One might think that parents and teachers alike would be heartened to learn that their kids apparently aren’t spending all their free time having oral sex or building homemade meth labs, as some mainstream media outlets might like us to believe. There was nothing wildly alarming on their pages. If anything, visiting Myspace might reassure authority figures and parents that kids today have the same concerns that they did at the same age.
But the administrators at my brother’s school look at it differently. Their survey revealed that a surprising number of their students make snide jokes, use profanities, and acknowledge the existence of sex (heaven forfend!). Two weeks ago, the administrators decided to pull aside a group of students whose Myspace profiles they deemed "most inappropriate” – including my brother.
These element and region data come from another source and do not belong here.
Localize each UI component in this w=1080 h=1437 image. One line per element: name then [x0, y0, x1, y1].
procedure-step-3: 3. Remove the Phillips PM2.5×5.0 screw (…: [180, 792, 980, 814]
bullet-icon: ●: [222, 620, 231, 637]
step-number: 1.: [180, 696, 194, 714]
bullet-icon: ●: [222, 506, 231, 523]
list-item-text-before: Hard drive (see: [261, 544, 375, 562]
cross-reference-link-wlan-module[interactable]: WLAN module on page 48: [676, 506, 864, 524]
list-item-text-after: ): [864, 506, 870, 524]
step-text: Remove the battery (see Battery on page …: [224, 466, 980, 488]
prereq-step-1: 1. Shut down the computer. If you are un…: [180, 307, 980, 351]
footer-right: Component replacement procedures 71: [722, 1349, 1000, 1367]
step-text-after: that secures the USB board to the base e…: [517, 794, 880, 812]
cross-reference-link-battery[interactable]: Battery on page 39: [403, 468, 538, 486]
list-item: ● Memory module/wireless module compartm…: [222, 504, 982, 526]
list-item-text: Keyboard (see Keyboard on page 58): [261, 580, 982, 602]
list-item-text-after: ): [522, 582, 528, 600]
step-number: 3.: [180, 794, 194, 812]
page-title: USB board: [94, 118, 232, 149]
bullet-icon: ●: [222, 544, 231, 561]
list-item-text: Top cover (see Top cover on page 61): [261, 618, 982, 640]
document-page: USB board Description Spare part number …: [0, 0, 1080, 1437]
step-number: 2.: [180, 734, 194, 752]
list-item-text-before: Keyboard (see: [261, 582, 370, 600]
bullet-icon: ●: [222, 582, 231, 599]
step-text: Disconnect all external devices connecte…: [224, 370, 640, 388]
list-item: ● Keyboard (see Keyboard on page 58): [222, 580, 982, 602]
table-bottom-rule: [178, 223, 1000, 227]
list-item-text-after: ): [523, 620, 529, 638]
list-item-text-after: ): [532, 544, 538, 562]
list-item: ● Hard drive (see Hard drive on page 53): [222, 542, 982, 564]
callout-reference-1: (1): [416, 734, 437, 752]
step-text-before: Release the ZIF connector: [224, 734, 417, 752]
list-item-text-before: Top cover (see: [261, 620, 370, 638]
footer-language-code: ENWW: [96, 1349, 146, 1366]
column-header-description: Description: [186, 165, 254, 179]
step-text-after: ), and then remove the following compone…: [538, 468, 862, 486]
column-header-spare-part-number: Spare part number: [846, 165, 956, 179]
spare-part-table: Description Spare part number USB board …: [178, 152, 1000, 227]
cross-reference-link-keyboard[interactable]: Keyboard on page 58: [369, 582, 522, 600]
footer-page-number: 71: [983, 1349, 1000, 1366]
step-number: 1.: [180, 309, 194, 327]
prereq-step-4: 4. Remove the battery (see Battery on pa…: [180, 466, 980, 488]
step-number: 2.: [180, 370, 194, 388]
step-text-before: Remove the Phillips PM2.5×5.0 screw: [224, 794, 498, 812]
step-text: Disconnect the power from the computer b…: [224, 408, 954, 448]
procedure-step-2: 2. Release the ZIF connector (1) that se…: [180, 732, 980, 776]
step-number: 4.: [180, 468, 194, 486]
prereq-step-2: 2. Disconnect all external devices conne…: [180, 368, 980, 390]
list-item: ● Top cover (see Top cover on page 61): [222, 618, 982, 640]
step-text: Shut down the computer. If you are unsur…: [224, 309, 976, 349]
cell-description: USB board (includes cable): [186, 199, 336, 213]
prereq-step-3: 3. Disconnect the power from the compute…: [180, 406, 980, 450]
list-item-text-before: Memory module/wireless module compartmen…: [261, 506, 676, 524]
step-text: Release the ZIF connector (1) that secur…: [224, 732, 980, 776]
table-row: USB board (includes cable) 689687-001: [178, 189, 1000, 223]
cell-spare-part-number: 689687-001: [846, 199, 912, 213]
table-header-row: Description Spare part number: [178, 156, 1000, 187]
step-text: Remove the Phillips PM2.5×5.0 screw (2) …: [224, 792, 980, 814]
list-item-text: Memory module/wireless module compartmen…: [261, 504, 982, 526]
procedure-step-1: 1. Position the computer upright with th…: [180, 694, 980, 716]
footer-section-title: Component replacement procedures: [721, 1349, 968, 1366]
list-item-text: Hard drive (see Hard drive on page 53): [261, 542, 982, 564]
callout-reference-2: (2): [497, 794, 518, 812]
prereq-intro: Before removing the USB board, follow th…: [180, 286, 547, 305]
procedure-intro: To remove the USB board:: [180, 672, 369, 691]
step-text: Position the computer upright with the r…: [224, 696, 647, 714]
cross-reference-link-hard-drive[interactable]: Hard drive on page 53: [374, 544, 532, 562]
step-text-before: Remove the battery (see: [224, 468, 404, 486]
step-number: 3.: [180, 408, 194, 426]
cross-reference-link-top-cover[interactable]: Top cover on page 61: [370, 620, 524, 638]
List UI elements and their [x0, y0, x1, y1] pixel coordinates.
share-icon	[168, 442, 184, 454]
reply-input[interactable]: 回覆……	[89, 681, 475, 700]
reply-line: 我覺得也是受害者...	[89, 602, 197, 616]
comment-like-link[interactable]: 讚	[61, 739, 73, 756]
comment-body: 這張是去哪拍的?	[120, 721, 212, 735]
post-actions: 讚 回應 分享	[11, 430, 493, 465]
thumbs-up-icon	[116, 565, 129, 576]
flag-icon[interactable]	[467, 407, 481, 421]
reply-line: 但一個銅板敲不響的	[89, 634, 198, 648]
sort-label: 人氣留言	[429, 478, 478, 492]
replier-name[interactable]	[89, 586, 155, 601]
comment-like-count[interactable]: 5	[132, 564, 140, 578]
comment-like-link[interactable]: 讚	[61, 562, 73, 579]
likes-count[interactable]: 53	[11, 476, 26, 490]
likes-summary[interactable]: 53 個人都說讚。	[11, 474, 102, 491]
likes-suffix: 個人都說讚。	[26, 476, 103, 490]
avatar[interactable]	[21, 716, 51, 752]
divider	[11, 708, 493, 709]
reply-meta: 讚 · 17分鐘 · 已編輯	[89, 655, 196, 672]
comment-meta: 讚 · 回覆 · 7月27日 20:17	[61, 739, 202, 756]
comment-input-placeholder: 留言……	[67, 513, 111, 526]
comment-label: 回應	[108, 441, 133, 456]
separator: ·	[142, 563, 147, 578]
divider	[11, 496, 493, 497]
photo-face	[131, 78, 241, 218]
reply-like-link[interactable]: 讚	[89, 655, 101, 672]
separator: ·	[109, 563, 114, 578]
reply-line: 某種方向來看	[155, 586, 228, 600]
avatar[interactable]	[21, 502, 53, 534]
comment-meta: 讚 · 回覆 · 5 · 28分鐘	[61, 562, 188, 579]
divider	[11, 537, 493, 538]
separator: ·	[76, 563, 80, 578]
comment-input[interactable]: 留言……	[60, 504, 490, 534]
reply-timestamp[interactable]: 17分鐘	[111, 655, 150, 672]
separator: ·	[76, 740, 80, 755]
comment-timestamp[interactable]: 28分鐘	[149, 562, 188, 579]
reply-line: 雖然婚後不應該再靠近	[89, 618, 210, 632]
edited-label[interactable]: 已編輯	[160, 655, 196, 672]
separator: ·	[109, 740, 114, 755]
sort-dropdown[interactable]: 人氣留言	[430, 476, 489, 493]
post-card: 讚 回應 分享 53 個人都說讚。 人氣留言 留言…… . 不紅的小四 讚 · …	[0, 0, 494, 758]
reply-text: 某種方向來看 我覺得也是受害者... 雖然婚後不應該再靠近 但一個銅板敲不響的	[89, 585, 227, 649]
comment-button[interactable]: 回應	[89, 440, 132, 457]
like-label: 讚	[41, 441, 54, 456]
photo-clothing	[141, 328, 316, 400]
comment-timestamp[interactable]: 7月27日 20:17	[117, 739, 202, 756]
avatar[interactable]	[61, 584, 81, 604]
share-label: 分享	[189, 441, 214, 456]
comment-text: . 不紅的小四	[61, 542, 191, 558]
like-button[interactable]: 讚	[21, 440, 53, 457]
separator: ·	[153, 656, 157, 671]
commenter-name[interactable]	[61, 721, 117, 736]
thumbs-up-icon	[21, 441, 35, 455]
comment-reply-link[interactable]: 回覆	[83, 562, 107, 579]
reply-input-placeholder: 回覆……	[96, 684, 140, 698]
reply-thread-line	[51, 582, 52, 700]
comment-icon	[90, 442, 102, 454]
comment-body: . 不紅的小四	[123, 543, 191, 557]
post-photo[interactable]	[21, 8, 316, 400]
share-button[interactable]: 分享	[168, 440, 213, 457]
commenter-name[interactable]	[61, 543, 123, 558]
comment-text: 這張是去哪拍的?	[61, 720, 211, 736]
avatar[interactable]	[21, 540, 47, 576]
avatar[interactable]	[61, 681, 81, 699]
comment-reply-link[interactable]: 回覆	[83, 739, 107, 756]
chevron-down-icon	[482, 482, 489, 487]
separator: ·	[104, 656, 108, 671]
Students were told to censor themselves and expect further school-sponsored surveillance. Those who refused would face "serious disciplinary actions."
Myspace has never been a completely private thing for most of these students; after all, you can search for their profiles and find them instantly even if you are not a registered user. However, the students expected that their Myspace pages existed separately from their in-school persona. Students might occasionally need a space to vent, to shout their opinion into the void. At least one student had a complaint about a particular teacher up on his personal page until the week of the school’s sting. Students rightly expect that once they leave their school, as long as they aren’t breaking the law, they are allowed to behave, dress and think as they choose.
Parents might find looking at their child’s Myspace page helpful. But demanding that students muzzle themselves strikes me as inappropriate authoritarianism.
It’s also wrong to launch an official school program to monitor students’ Myspace pages without informing the students first. Some of the students might have censored themselves and removed information that didn’t cause trouble. After all, who wants the principal to know where you went over the weekend, who you’re dating, and what kind of abrasive music you enjoy making in your spare time?
Lurking around your students’ social lives (and Myspace is indeed a social universe of its own) is not a way to foster trust. Students will be less likely to open up to someone who snoops around without telling them.
Teenagers today lead differently structured lives than they did 50, 25, or even 10 years ago. Authority figures concerned with the doors opened by the Internet should not succumb to sensationalism and prurient reporting. But I’m afraid that "stings" like this will probably soon be part of most high schools’ disciplinary programs.
So my brother will muzzle himself on Myspace from now on, but is it really a good thing to stifle a mechanism that helps teens express themselves? I think not.
Max Kardon graduated from the University of Pennsylvania in 2003 and recently returned from a year teaching English in Thailand.